I’ve always wanted to front and tell ya that it’s been you I want walking down the aisle beside me.
My shyness comes in 10 pound bags and gags any and all attempts to be bold. I turn cold when that shyness turns to fright. I’ve always wanted to be a father. I still do. That gets these anchors holding me down to lift their eyebrows and voices.
Let’s tune them out in synchronicity, harpoon. I’ll pull you through. Do the same when I can’t find my way back to you. I have many scars on my heart and I bend fields of view to include you all the time.

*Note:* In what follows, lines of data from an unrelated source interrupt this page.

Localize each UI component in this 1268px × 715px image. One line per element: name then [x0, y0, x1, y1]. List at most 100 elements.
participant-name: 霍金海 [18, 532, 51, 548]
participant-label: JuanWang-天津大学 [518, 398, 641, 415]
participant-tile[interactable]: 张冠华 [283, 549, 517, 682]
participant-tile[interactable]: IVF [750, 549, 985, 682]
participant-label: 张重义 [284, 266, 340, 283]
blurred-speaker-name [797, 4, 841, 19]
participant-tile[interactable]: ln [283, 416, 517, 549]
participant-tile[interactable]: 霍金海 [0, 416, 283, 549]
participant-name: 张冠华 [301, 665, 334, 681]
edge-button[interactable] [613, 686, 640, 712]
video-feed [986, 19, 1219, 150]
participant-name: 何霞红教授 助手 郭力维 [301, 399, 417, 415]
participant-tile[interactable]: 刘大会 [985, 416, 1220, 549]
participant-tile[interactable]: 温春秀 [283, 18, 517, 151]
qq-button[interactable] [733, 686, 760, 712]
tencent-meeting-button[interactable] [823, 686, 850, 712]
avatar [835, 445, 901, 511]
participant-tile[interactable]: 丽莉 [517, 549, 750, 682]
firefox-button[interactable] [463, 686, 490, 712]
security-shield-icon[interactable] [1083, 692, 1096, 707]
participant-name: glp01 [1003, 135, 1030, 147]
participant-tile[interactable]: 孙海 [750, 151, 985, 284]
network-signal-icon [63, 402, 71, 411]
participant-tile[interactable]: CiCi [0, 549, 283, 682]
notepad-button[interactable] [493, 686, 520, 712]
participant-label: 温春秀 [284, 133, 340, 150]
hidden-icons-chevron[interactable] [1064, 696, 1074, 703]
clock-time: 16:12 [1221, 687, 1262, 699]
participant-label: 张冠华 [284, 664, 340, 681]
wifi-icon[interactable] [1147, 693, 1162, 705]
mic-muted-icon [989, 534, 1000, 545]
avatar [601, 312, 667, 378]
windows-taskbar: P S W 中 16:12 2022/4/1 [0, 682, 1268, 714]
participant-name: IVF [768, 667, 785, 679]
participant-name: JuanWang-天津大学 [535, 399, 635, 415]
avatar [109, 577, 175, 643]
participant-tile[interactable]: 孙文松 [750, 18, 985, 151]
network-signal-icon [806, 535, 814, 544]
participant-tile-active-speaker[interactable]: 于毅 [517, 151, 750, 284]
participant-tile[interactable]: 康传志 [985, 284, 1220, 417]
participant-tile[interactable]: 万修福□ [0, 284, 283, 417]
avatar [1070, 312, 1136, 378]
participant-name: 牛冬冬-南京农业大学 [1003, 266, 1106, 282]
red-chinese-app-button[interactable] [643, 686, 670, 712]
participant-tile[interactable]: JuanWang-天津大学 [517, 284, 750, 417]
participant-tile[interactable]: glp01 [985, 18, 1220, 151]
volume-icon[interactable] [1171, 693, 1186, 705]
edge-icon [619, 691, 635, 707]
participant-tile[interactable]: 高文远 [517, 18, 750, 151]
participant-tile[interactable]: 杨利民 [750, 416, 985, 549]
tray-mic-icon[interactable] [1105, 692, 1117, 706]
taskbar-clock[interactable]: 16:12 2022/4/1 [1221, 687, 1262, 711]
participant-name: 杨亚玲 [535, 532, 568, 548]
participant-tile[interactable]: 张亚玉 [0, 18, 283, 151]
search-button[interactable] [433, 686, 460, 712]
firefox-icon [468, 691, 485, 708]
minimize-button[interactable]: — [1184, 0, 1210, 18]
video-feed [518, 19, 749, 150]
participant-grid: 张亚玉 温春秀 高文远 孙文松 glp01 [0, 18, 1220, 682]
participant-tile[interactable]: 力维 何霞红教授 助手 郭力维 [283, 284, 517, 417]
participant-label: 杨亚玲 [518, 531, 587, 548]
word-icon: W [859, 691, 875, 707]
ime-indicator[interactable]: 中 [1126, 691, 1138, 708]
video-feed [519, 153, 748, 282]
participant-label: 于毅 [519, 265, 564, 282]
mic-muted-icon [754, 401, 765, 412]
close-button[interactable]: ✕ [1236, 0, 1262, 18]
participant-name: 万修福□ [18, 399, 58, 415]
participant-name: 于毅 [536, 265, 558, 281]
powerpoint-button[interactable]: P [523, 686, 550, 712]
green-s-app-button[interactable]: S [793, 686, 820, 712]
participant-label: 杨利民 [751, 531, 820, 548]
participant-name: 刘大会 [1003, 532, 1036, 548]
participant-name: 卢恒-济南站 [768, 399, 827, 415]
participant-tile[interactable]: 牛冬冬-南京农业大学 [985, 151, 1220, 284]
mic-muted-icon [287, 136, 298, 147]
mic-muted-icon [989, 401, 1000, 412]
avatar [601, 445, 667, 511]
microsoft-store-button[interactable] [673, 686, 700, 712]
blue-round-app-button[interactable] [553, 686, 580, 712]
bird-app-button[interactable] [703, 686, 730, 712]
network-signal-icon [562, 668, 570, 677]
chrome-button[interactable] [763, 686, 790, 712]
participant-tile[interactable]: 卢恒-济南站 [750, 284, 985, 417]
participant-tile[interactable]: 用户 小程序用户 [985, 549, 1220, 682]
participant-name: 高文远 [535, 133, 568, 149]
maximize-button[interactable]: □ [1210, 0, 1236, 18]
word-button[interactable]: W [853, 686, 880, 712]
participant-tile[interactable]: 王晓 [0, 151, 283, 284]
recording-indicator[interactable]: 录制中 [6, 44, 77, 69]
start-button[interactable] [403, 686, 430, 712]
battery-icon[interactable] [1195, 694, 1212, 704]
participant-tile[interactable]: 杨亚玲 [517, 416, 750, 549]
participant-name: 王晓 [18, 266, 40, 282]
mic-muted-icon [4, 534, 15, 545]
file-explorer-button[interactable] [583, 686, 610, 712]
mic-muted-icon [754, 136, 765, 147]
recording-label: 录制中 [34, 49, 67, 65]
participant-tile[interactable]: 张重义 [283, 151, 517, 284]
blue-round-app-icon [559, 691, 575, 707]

A hand to hold would be great. Break me in like an old mit. Don’t take half of what I say seriously when you can hear my teeth chattering. I’m working relentlessly to show my heart, show that I’m doing what God wants. I’d love to tell you I love you. Will I get panned? Will I? Will beautiful sunsets be something we stare at together? Will you please tell me to stop worrying? Please. Thanks for encouraging me to express what frightens me!
the room to breathe has been nice.
If you are still open to me filling those shoes, I’ll do everything in my power to flatter you. I will write to you and compile beautiful poetry. Compiling the mass emotions in me enough to sneak ‘em past the ushers has been draining. It’s you I’m back to craving.
Tell me you want only me. Trust that if I understand clearly, you’ll never be subject to anything but pure love, great intentions, warm hugs and blissful kisses ever again. Thanks again for the room to stretch my legs. I miss ya!